L’incertitude va sauver le monde

Il existe un concept appelé « Fin de l’histoire », qui apparaît dans la philosophie de Hegel [1], et a été repris par un économiste américain, Francis Fukuyama, sous une forme sans doute plus accessible et plus séduisante. Ce que j’en ai retenu est que, progressivement, les démocraties vont gagner le monde, ce qui conduira à une fin de la guerre et à la fin de l’histoire, telle que nous l’entendons aujourd’hui, à savoir le ballet violent des nations.

Il s’agit donc d’un concept très positif, formulé de cette sorte dans les années 90 auquel, il est malheureusement vrai, le monde apporte peu de preuves aujourd’hui.

Non seulement je n’y crois guère – ce pourrait être un effet d’un pessimisme qui m’est naturel – mais je pense beaucoup de mal de cette idée.

Ce qui se donne à voir dans la fin de l’histoire et dans la fin de la guerre, est une paix durable, certes séduisante car je ne saurais un instant faire l’apologie de la guerre, qui va se prolonger éternellement, éternellement du point de vue de l’humanité bien entendu, c’est-à-dire aussi longtemps qu’il y aura des hommes sur la terre, ce qui réduit la perspective. Ainsi de la paix romaine par laquelle Rome mit fin pendant deux siècles aux luttes entre chefs rivaux; ainsi du projet d’Hitler avec un empire qui devait durer 1000 ans.

Ces deux exemples me suffisent déjà à jeter un doute sur un état du monde atteint par des puissances autoritaires, prêtes à toutes les guerres pour obtenir cette fin de la guerre. Certes m’objectera-t-on, la démocratie, c’est autre chose! À condition que le mot « démocratie » soit autre chose qu’une étiquette sur un système dominant qui, pour n’être pas militaire, n’en est peut-être pas moins conquérant et destructeur d’autres formes de civilisations. Et même si je n’ose ici porter une accusation aussi grave sur notre forme de société, il y a dans cette idée de « fin de l’histoire », quelque chose de l’ordre d’une certitude selon laquelle il n’y aurait plus jamais de guerre, c’est-à-dire une quelque chose qui se fige, quelque chose de mortifère.
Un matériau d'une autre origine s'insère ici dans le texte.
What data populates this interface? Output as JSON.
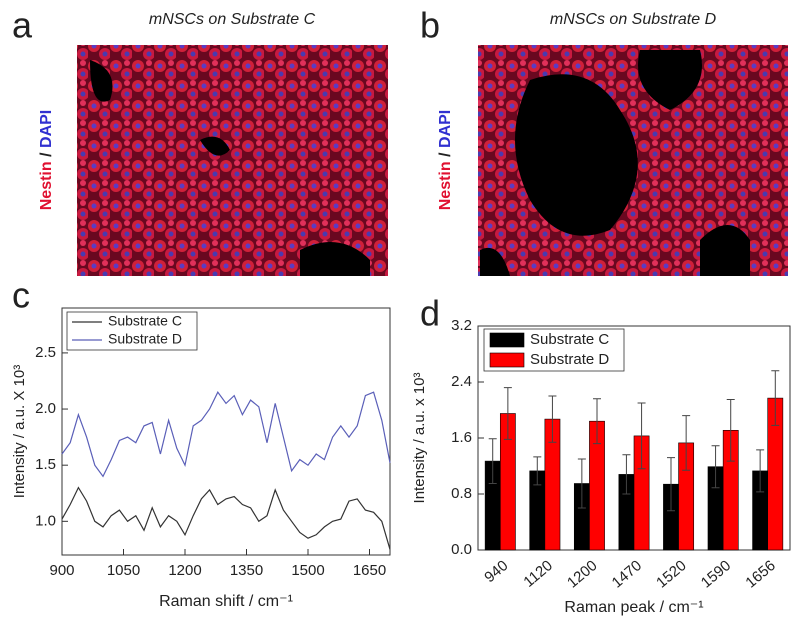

Je vois là un excès de certitude, à l’oeuvre dans toute notre société. Il n’est pas bien vu de « ne pas savoir »; le prix de la baguette de pain pour un homme politique, ou le titre d’un ouvrage du dernier nobélisé [2] pour une ministre de la Culture: une ignorance, ou même une hésitation, et c’est un concert de huées. Bien au contraire, il faut savoir, il faut être compétent; ne pas savoir, ne pas être sûr, c’est être illégitime. Nos dirigeants politiques se font élire parce qu’ils savent, ou du moins prétendent savoir; ce qu’on leur reproche bientôt de ne pas faire quand leur impuissance se manifeste. Le héros moderne, c’est l’expert.

Or, le monde est malade de certitude. Le fanatisme: excès de certitude; le meurtre au servie de l’idéologie: excès de certitude; les guerres dévastatrices menées au nom d’une promesse de règlement rapide et définitif: excès de certitude. Ce qui mène le monde à éradiquer parce qu’on « sait » que telle ou telle chose est mauvaise. D’une certaine façon, les problèmes écologiques planétaires sont des enfants de la certitude.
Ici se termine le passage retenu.